Abbotsford man pleads guilty to five B.C. Securities Act offences

Gregory Carrington attempted to seek investment in a mining operation after previously being banned from trading for 20 years.

Gregory Carrington is seen here in 2008

Gregory Carrington is seen here in 2008

An Abbotsford man has pleaded guilty to five of the 14 charges he was facing under the B.C. Securities Act for offences in Abbotsford, Vancouver and White Rock in 2011.

Gregory Clark Carrington, 67, was sentenced to a 90-day jail term on Tuesday in Abbotsford provincial court for unlawfully acting as an adviser, distributing securities without a prospectus filed, listing and posting securities for trading, misrepresentation, and contravention of the Securities Act.
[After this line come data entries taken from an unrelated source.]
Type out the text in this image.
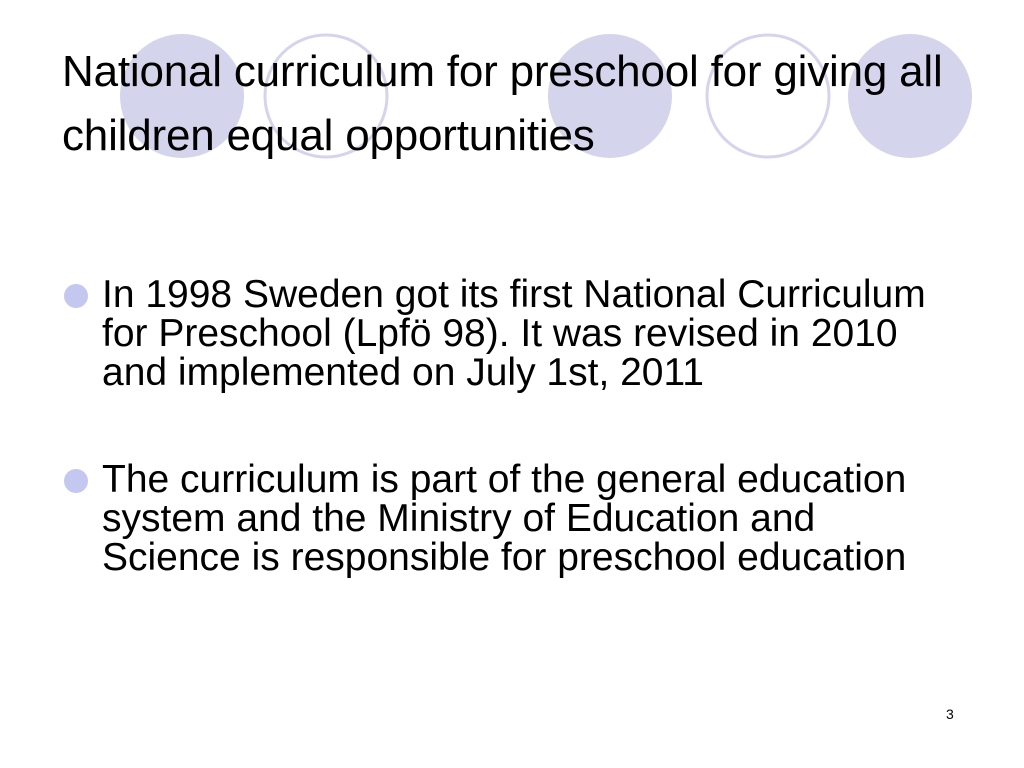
National curriculum for preschool for giving all children equal opportunities
In 1998 Sweden got its first National Curriculum for Preschool (Lpfö 98). It was revised in 2010 and implemented on July 1st, 2011
The curriculum is part of the general education system and the Ministry of Education and Science is responsible for preschool education
3
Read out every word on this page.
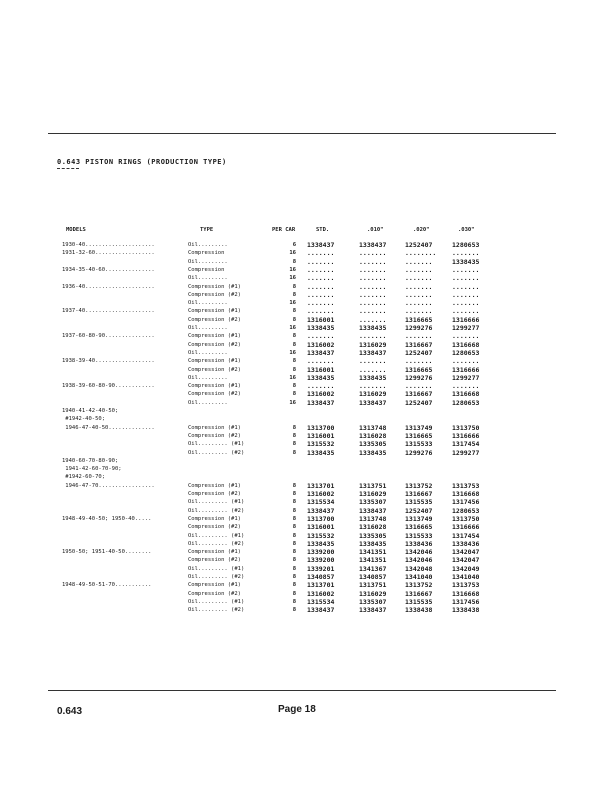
0.643 PISTON RINGS (PRODUCTION TYPE)
MODELS	TYPE	PER CAR	STD.	.010"	.020"	.030"
1930-40.....................	Oil.........	6 1338437	1338437	1252407	1280653
1931-32-60..................	Compression	16 .......	.......	........ .......
Oil.........	8 .......	.......	.......	1338435
1934-35-40-60...............	Compression	16 .......	.......	.......	.......
Oil.........	16 .......	.......	.......	.......
1936-40.....................	Compression (#1)	8 .......	.......	.......	.......
Compression (#2)	8 .......	.......	.......	.......
Oil.........	16 .......	.......	.......	.......
1937-40.....................	Compression (#1)	8 .......	.......	.......	.......
Compression (#2)	8 1316001	.......	1316665	1316666
Oil.........	16 1338435	1338435	1299276	1299277
1937-60-80-90...............	Compression (#1)	8 .......	.......	.......	.......
Compression (#2)	8 1316002	1316029	1316667	1316668
Oil.........	16 1338437	1338437	1252407	1280653
1938-39-40..................	Compression (#1)	8 .......	.......	.......	.......
Compression (#2)	8 1316001	.......	1316665	1316666
Oil.........	16 1338435	1338435	1299276	1299277
1938-39-60-80-90............	Compression (#1)	8 .......	.......	.......	.......
Compression (#2)	8 1316002	1316029	1316667	1316668
Oil.........	16 1338437	1338437	1252407	1280653
1940-41-42-40-50;
#1942-40-50;
1946-47-40-50..............	Compression (#1)	8 1313700	1313748	1313749	1313750
Compression (#2)	8 1316001	1316028	1316665	1316666
Oil......... (#1)	8 1315532	1335305	1315533	1317454
Oil......... (#2)	8 1338435	1338435	1299276	1299277
1940-60-70-80-90;
1941-42-60-70-90;
#1942-60-70;
1946-47-70.................	Compression (#1)	8 1313701	1313751	1313752	1313753
Compression (#2)	8 1316002	1316029	1316667	1316668
Oil......... (#1)	8 1315534	1335307	1315535	1317456
Oil......... (#2)	8 1338437	1338437	1252407	1280653
1948-49-40-50; 1950-40.....	Compression (#1)	8 1313700	1313748	1313749	1313750
Compression (#2)	8 1316001	1316028	1316665	1316666
Oil......... (#1)	8 1315532	1335305	1315533	1317454
Oil......... (#2)	8 1338435	1338435	1338436	1338436
1950-50; 1951-40-50........	Compression (#1)	8 1339200	1341351	1342046	1342047
Compression (#2)	8 1339200	1341351	1342046	1342047
Oil......... (#1)	8 1339201	1341367	1342048	1342049
Oil......... (#2)	8 1340857	1340857	1341040	1341040
1948-49-50-51-70...........	Compression (#1)	8 1313701	1313751	1313752	1313753
Compression (#2)	8 1316002	1316029	1316667	1316668
Oil......... (#1)	8 1315534	1335307	1315535	1317456
Oil......... (#2)	8 1338437	1338437	1338438	1338438
0.643	Page 18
The other nine charges were all stayed.

Carrington’s trial had been slated to begin on Tuesday, but he instead entered the guilty pleas.

He is the former CEO and president of the WebNet series of companies which operated in Abbotsford and laid off more than 100 employees in July 2008.

He was arrested at his home in Abbotsford in June 2012 by the B.C. Securities Commission’s (BCSC) criminal investigation team.

Carrington had sought involvement in a mining operation – called Golden Trunk Mines – after he had been banned by the BCSC from trading securities for 20 years.

That ban was issued in February 2011 and related to Carrington’s involvement in WebNet Converged Wireless Networks Ltd., WebNet Broadcasting Corporation, WebNet Global Capital Partners Ltd. and 3dh Capital Ltd.

BCSC found that the companies contravened securities laws when they distributed sloppy documents to investors.

Among the deficiencies noted by the BCSC at the time were that some of the documents had inaccurate or missing financial statements, did not properly disclose short- and long-term objectives and did not “adequately disclose material agreements.”

The BCSC stated that WebNet raised about $8.74 million from 916 investors in B.C., several other provinces and the U.S.

In July 2008, WebNet laid off more than 100 employees in Abbotsford without notice and suspended its broadband wireless network, high-speed Internet and Internet phone services and shut down its Abbotsford retail store.

In addition to the 20-year ban on trading securities, Carrington was prohibited from acting as a director or officer of any issuer, acting as a manager or consultant in the securities market, and from engaging in investor relations.

Shortly after the ban was issued, Carrington began approaching former WebNet investors, requesting their involvement in  four gold and silver mines in southeast Oregon.

The individuals were invited to turn over their WebNet shares, with the cash value exchanged for an equal number of shares in the mining operation.

In documents sent to the investors, and previously obtained by the Abbotsford News, Carrington claimed each share was expected to list on the Frankfurt Stock Exchange for between one and 1.3 euros, meaning 10,000 shares would be the equivalent of 13,000 euros, or about $18,590 US at the time.

Once the shares reached double the value of their WebNet investment, the individuals would be asked to turn over the trust of their WebNet shares, and “any obligations by (Carrington) to recover your investment will be extinguished.”

There is no indication that the Golden Trunk Mines venture ever progressed.